Abstract: Recent state-of-the-art vision models have introduced new architectures, learning
paradigms, and larger pretraining data, leading to impressive performance on tasks
such as classification. While previous generations of vision models were shown to
lack robustness to factors such as pose, the extent to which this next generation
of models are more robust remains unclear. To study this question, we develop a
dataset of more than 7 million images with controlled changes in pose, position
background, lighting color, and size. We study not only how robust recent state-of-
the-art models are, but also the extent to which models can generalize to variation in
each of these factors. We consider a catalog of recent vision models, including vision
transformers (ViT), self-supervised models such as masked autoencoders (MAE),
and models trained on larger datasets such as CLIP. We find that even today’s best
models are not robust to common changes in pose, size, and background.
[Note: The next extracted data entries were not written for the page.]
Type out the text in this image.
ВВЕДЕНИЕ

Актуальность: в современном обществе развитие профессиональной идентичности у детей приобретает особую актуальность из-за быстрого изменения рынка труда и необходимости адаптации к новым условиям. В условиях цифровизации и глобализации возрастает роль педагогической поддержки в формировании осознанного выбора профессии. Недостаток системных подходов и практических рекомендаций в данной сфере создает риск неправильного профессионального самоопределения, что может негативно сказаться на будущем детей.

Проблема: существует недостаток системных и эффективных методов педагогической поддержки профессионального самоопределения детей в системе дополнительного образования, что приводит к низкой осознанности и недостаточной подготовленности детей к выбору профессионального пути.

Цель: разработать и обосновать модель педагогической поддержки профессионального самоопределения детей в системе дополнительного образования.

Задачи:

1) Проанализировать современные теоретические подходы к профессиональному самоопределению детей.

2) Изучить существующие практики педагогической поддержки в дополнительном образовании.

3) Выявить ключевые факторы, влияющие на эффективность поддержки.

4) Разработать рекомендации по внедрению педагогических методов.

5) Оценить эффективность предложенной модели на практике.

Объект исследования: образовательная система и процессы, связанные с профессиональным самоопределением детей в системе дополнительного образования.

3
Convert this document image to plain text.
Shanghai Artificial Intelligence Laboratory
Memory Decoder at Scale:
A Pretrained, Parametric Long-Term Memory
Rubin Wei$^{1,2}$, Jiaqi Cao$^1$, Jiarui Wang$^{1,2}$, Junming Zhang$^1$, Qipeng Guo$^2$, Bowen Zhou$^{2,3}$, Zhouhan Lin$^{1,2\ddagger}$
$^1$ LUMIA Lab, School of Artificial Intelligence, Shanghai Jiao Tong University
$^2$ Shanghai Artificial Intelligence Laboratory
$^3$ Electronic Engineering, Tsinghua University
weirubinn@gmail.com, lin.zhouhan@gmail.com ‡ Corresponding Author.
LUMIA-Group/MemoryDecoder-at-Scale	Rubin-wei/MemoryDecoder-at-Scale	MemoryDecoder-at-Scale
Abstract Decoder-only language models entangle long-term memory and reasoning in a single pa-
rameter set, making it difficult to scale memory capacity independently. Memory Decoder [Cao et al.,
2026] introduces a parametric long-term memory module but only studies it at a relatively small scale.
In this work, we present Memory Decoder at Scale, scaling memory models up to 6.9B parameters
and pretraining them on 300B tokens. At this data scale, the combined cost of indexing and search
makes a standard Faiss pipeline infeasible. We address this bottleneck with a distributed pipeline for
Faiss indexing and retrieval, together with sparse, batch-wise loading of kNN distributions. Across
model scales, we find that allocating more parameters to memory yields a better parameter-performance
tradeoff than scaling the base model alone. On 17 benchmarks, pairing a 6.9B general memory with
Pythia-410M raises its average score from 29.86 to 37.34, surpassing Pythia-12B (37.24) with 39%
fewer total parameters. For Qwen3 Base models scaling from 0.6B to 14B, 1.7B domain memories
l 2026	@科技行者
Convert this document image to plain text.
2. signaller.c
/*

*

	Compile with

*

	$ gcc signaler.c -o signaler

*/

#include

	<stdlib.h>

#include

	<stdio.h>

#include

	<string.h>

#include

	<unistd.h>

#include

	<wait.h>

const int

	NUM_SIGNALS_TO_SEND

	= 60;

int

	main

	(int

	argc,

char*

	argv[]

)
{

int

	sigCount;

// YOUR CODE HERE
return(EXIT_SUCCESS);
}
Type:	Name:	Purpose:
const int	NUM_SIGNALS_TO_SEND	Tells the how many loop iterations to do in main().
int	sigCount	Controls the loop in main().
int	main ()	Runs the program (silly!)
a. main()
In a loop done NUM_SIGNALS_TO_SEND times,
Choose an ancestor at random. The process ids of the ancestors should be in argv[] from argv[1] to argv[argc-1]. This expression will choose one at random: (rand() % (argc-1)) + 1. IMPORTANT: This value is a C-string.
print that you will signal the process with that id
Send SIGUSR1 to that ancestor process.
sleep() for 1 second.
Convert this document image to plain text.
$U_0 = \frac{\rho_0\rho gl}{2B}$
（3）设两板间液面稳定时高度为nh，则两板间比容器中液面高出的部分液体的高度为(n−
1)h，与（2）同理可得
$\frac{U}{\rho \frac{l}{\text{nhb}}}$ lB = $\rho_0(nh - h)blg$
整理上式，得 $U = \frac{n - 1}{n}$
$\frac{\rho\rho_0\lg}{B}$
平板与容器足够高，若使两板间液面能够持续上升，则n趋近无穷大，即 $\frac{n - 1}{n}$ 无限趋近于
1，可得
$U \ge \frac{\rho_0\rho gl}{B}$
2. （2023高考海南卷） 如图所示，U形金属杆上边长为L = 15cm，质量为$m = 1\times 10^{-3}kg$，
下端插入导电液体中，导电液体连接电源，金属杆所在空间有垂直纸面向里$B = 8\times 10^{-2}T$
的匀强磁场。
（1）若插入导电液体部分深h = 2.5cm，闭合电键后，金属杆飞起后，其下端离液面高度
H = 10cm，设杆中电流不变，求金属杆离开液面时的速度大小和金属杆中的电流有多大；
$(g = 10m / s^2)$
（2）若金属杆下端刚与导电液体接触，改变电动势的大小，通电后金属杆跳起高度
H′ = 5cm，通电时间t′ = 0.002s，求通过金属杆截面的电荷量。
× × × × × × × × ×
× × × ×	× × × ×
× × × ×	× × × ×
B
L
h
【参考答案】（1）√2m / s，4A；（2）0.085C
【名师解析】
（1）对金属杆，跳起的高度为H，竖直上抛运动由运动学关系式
When
some samples varied during training, we found models required a significant portion
of instances seen varying to generalize—though eventually robustness did improve.
When variability is only witnessed for some classes however, we found that models
did not generalize to other classes unless the classes were very similar to those seen
varying during training. We hope our work will shed further light on the blind
spots of SoTA models and spur the development of more robust vision models.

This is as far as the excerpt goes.